Annette Henry a 48 ans. Pompier volontaire depuis une trentaine d'années au centre de secours de Monthodon, dans le nord de l'Indre-et-Loire, elle se souvient que son recrutement dans ce centre où il n'y avait alors que des hommes n'avait pas été si évident que ça : "Je me souviens que j'avais dû présenter deux fois ma demande pour entrer. Visiblement, ils avaient un peu de mal à accepter l'arrivée d'une femme, mais ensuite, ça c'est bien passé".

Preuve que les temps ont bien changés : depuis deux ans, une femme de 34 ans dirige ce centre de secours dont l'effectif est maintenant presque paritaire, avec neuf hommes et sept femmes. "C'est vrai que lorsque j'ai commencé chez les pompiers volontaires, il y a 17 ans, les femmes devaient  faire leurs preuves" se rappelle Déborah Rossin. "Je pense que c'était aussi une pression qu'on se mettait, nous, en tant que femme, pour montrer qu'on avait notre place au sein d'un corps de sapeurs pompiers beaucoup plus masculin que féminin, à l'époque". 

Est-ce qu'on était capable physiquement d'être à la hauteur ? C'est vrai que ces notions-là ont été relevées par certains au début, ça l'est beaucoup moins aujourd'hui - Déborah Rossin, chef du centre de secours de Monthodon

Les femmes pompiers interrogées par France Bleu Touraine disent toutes que l'intégration dans ce milieu majoritairement masculin ne pose plus de problème.
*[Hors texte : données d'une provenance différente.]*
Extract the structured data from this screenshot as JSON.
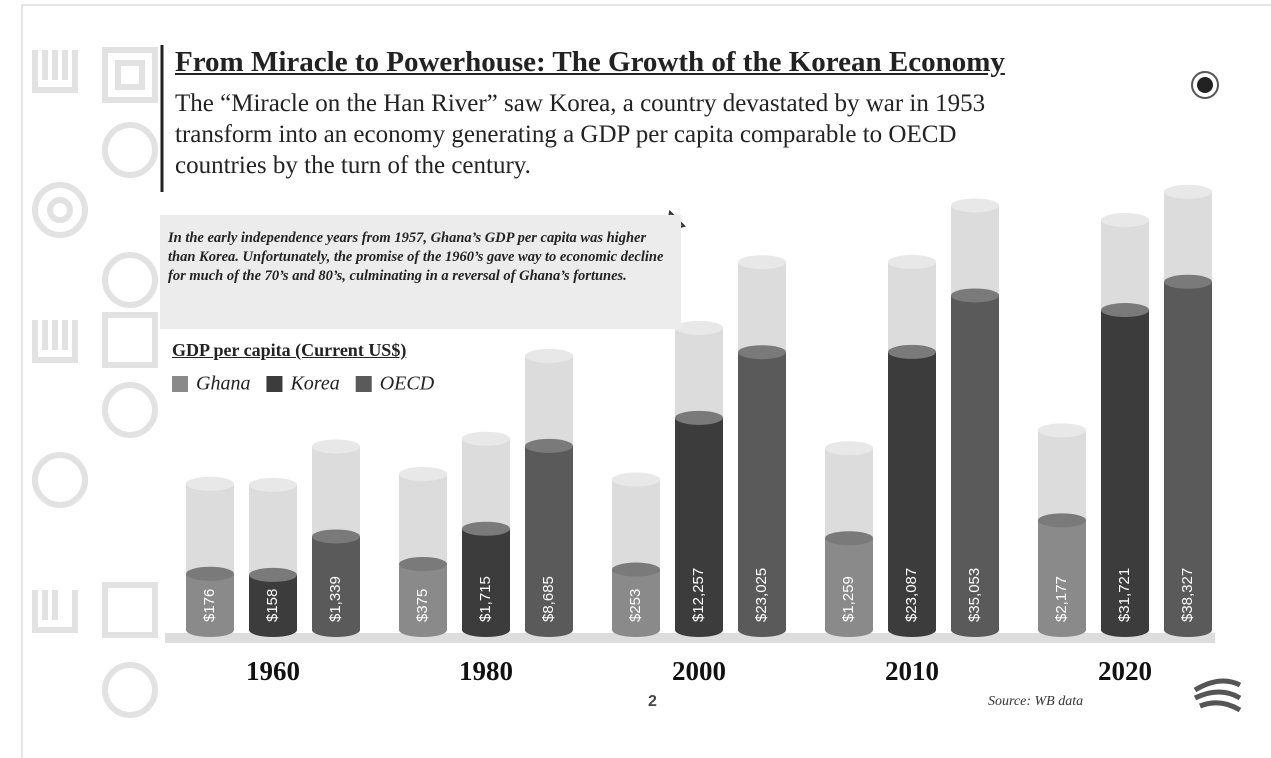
{
  "page_number": "2",
  "chart_data": {
    "type": "bar",
    "title": "From Miracle to Powerhouse: The Growth of the Korean Economy",
    "subtitle": "The “Miracle on the Han River” saw Korea, a country devastated by war in 1953 transform into an economy generating a GDP per capita comparable to OECD countries by the turn of the century.",
    "annotation": "In the early independence years from 1957, Ghana’s GDP per capita was higher than Korea. Unfortunately, the promise of the 1960’s gave way to economic decline for much of the 70’s and 80’s, culminating in a reversal of Ghana’s fortunes.",
    "ylabel": "GDP per capita (Current US$)",
    "source": "Source: WB data",
    "categories": [
      "1960",
      "1980",
      "2000",
      "2010",
      "2020"
    ],
    "series": [
      {
        "name": "Ghana",
        "color": "#8a8a8a",
        "values": [
          176,
          375,
          253,
          1259,
          2177
        ],
        "value_labels": [
          "$176",
          "$375",
          "$253",
          "$1,259",
          "$2,177"
        ]
      },
      {
        "name": "Korea",
        "color": "#3c3c3c",
        "values": [
          158,
          1715,
          12257,
          23087,
          31721
        ],
        "value_labels": [
          "$158",
          "$1,715",
          "$12,257",
          "$23,087",
          "$31,721"
        ]
      },
      {
        "name": "OECD",
        "color": "#5a5a5a",
        "values": [
          1339,
          8685,
          23025,
          35053,
          38327
        ],
        "value_labels": [
          "$1,339",
          "$8,685",
          "$23,025",
          "$35,053",
          "$38,327"
        ]
      }
    ]
  }
}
Alison Santos est volontaire à Luynes, dans un centre où il y a une quarantaine d'hommes et quatre fois moins de femmes. "Il y a vraiment un esprit d'équipe et de cohésion entre nous", affirme Alison, qui rit quand on lui demande si les machos n'existent pas chez les pompiers. "Je pense que c'est plus pour blaguer, mais franchement, il y a vraiment un respect qui est installé". 

Il faut dire que la mixité a des avantages, lors des interventions : les hommes sont peut-être plus forts, physiquement, mais certaines victimes, notamment les enfants, sont plus facilement rassurées par une femme. "Au niveau de la communication, c'est souvent plus facile pour certaines personnes quand il y a une femme présente sur une intervention" souligne Déborah Rossin, qui conclut : "je pense que les femmes sont un atout".

22 femmes sapeurs-pompiers professionnelles et 440 volontaires

Comme leurs collègues masculins, les femmes membres du Service d'Incendie et de Secours d'Indre-et-Loire sont très majoritairement des pompiers volontaires. Des femmes sapeurs-pompiers professionnelles, il n'y en a que 22 en Indre-et-Loire, parmi lesquelles Clémence Champion, marié et maman de deux jumelles de 6 ans qu'elle est susceptible de laisser à tout moment lorsqu'elle est d'astreinte. "C'est une sacrée organisation, mais quand on a un cercle familial et amical qui nous encourage, qui est partie prenante dans notre engagement, il n'y a vraiment pas de souci. Et puis mon mari est pompier aussi, donc il comprend bien la problématique (rires)".